The resource manager is a utilization-based distribution strategy to places the file metadata and contents across different meta and data nodes. Because each node can have multiple partitions, and the partitions in a volume do not need to reside on the same node, this distribution can be controlled at a finer granularity, resulting a more efficient resource management. Specifically, the distribution of file metadata and contents works follows:
First, when mounting a volume, the client asks the resource manager for a set of available meta and data partitions. These partitions are usually the ones on the nodes with the lowest memory/disk utilizations. Later on, when writing a file, the client can only choose the meta and data partitions in a random fashion from the ones allocated by the resource manager.
Second, when the resource manager finds that all the partitions in a volume is about to be full, it automatically adds a set of new partitions to this volume. These partitions are usually the ones on the nodes with the lowest memory/disk utilizations. Note that, when a partition is full, or a threshold (i.e., the number of files on a meta partition or the number of extents on a data partition) is reached, no new data can be stored on this partition, although it can still be modified or deleted.

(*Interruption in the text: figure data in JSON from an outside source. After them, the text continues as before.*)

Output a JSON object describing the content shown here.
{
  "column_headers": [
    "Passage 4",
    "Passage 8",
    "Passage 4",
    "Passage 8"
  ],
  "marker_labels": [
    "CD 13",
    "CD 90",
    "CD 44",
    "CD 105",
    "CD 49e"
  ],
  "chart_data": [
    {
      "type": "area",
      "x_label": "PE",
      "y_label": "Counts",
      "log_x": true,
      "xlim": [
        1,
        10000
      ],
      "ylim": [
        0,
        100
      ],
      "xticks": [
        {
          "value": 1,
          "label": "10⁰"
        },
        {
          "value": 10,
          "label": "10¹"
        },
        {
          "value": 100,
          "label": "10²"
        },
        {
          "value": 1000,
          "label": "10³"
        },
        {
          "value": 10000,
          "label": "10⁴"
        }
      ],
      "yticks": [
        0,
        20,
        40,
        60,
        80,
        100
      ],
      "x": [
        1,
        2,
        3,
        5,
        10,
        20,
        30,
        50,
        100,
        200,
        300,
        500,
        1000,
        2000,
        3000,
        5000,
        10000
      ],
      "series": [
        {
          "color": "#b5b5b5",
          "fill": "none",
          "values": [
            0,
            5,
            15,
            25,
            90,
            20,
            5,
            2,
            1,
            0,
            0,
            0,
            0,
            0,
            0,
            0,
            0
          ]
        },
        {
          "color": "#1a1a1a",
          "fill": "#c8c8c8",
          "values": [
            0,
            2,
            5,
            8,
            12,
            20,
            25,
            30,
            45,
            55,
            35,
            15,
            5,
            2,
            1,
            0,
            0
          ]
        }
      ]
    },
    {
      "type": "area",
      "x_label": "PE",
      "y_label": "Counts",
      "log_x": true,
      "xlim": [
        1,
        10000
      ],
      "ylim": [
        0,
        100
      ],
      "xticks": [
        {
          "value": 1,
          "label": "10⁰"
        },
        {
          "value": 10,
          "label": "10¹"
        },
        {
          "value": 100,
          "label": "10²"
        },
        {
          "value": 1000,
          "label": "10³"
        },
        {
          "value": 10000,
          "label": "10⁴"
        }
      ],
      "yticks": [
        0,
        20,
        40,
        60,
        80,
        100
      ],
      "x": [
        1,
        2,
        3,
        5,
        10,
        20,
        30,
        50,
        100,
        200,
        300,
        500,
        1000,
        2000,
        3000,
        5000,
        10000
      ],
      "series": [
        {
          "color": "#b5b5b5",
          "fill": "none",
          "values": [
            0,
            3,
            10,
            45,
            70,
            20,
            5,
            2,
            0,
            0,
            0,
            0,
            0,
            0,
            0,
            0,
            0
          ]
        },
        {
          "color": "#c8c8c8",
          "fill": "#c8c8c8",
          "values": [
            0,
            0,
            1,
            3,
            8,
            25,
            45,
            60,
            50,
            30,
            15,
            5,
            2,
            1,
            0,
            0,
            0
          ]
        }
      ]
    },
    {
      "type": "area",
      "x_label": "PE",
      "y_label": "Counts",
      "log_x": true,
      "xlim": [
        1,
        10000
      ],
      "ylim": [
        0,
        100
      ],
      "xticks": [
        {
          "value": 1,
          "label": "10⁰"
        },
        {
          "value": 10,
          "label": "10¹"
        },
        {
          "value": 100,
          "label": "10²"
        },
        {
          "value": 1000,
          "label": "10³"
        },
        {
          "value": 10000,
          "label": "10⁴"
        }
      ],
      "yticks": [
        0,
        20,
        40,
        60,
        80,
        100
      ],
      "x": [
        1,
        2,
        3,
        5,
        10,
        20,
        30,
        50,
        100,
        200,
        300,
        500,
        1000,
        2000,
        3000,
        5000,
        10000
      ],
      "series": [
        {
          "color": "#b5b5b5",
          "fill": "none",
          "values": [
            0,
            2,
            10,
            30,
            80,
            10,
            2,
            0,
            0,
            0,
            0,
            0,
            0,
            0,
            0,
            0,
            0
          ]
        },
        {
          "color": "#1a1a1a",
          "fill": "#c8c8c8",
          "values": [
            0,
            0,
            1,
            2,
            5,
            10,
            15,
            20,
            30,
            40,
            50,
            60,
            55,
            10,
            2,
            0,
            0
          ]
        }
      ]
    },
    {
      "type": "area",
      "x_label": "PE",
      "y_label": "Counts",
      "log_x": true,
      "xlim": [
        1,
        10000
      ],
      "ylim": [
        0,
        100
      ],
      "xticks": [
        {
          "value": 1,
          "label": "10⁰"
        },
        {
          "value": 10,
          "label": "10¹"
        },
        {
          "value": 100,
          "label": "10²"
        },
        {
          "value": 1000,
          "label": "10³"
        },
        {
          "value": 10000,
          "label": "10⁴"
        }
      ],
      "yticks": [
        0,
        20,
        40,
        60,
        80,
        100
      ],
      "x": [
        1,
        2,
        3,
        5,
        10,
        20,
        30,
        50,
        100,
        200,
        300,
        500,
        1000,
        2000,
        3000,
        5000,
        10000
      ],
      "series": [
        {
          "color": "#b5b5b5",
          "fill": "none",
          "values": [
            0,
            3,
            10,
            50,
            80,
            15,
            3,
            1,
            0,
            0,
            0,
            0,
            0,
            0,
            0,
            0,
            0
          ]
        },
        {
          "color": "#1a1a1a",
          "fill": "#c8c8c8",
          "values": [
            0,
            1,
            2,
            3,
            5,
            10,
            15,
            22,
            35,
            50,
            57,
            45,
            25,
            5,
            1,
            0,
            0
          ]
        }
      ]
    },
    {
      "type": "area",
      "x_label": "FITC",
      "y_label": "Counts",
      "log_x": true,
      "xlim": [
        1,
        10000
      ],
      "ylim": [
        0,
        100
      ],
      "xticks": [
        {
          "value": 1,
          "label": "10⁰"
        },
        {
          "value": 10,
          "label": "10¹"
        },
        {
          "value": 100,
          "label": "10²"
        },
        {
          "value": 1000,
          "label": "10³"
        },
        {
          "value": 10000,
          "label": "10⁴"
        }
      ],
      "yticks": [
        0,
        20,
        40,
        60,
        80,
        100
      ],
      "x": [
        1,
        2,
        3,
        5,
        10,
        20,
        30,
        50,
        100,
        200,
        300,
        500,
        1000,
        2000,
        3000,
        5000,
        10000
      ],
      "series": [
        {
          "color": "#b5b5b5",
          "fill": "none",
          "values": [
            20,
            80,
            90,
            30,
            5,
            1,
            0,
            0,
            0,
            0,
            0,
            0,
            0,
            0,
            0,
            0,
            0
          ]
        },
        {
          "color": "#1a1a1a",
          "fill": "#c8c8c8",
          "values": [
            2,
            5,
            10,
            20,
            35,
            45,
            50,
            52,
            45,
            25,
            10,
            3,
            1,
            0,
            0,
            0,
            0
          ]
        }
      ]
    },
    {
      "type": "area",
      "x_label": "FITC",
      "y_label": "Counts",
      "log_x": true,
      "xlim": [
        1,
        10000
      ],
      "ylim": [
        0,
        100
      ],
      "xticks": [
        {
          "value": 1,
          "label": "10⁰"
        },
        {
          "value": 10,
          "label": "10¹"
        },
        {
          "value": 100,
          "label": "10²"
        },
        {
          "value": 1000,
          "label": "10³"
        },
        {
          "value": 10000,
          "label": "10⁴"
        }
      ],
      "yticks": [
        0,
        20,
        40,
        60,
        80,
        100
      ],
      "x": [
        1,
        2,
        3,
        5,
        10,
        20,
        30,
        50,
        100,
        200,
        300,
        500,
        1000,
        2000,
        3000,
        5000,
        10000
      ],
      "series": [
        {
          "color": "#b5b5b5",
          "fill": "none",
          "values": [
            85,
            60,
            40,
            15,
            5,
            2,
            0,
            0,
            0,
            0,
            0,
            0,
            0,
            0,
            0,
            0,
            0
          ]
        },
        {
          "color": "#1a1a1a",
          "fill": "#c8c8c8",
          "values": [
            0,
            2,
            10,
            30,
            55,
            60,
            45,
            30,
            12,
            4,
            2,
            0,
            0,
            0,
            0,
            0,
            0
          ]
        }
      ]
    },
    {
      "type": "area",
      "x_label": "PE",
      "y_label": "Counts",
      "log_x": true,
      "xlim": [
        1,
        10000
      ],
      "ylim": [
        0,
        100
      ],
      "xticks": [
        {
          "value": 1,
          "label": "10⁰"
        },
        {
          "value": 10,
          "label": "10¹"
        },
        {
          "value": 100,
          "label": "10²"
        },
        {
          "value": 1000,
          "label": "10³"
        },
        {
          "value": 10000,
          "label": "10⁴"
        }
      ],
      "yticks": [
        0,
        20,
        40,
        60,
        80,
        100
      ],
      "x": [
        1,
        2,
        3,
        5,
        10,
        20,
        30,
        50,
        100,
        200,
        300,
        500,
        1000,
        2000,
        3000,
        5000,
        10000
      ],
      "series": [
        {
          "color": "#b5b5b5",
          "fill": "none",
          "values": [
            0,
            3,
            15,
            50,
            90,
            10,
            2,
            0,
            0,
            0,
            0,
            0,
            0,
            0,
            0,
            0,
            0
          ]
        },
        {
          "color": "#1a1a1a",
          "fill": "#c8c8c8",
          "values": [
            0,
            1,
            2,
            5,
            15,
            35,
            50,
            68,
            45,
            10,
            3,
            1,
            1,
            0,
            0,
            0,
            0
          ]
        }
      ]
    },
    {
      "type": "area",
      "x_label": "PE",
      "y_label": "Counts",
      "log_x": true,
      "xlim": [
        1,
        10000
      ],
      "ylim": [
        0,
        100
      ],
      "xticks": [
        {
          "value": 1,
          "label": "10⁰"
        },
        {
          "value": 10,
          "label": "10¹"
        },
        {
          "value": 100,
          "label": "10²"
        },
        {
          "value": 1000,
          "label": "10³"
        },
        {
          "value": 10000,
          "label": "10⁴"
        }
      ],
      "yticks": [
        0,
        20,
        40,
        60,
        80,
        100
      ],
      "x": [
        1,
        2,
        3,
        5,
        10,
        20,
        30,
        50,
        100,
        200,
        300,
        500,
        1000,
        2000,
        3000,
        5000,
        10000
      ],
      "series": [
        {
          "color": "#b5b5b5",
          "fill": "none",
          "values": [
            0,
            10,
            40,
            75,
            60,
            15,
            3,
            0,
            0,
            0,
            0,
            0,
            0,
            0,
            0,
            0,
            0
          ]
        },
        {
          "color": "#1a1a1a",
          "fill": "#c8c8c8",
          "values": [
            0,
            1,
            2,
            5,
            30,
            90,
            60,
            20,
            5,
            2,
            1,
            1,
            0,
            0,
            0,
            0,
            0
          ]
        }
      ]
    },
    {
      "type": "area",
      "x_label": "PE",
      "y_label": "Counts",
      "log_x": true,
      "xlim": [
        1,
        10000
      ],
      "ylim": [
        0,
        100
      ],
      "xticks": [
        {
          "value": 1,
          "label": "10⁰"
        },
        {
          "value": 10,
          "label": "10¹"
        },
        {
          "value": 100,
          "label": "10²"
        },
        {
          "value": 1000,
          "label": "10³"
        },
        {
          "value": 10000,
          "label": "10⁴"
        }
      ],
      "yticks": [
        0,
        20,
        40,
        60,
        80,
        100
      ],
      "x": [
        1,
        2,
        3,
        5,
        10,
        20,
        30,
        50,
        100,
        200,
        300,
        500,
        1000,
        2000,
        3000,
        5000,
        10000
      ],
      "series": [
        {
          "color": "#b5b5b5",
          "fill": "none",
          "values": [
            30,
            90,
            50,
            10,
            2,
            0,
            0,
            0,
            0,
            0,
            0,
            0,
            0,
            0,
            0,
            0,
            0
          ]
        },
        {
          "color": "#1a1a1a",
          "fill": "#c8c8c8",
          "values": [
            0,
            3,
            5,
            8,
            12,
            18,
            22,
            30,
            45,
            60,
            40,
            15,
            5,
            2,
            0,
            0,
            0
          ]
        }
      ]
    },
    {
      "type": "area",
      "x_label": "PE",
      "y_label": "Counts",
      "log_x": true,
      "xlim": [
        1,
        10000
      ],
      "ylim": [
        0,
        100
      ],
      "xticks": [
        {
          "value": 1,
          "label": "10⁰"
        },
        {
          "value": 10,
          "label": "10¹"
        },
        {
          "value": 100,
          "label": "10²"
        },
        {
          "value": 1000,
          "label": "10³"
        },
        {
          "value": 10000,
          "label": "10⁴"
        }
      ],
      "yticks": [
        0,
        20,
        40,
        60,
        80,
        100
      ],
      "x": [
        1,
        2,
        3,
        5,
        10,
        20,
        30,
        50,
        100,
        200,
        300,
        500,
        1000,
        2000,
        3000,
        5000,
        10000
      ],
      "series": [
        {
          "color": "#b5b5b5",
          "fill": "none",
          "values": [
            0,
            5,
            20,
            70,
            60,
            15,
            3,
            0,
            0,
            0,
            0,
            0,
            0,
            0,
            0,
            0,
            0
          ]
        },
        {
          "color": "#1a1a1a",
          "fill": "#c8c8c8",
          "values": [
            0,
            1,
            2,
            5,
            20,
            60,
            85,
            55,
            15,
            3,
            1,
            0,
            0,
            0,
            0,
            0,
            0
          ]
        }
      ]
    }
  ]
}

When choosing partitions for the replicas, the resource manager ensures that two replicas of the same partition never reside on the same node.
Meta Partition Splitting
There is a special requirement when splitting a meta partition. In particular, if a meta partition is about to reach its upper limit of the number of stored inodes and dentries, a splitting task needs to be performed with the requirement to ensure that the inode ids stored at the newly created partition are unique from the ones stored at the original partition.
To meet this requirement, when splitting a meta partition, the resource manager cuts off the inode range of the meta partition in advance at a upper bound end, a value greater than highest inode id used so far (denoted as maxInodeID), and sends a split request to the meta node to (1) update the inode range from 1 to end for the original meta partition, and (2) create a new meta partition with the inode range from end + 1 to infinity for this volume. As a result, the inode range for these two meta partitions becomes [1, end] and [end + 1, infinity], respectively. If there is another file needs to be created, then its inode id will be chosen as maxInodeID + 1 in the original meta partition, or end + 1 in the newly created meta partition. The maxInodeID of each meta partition can be obtained by the periodical communication between the resource manager and the the meta nodes.
When a request to a meta/data partition times out (e.g., due to network outage), the remaining replicas of this partition are marked as read-only. When a meta/data partition is no longer available (e.g., due to hardware failures), all the data on this partition will eventually be migrated to a new available partition manually. This unavailability is identified by the multiple failures reported by the node when operating the files.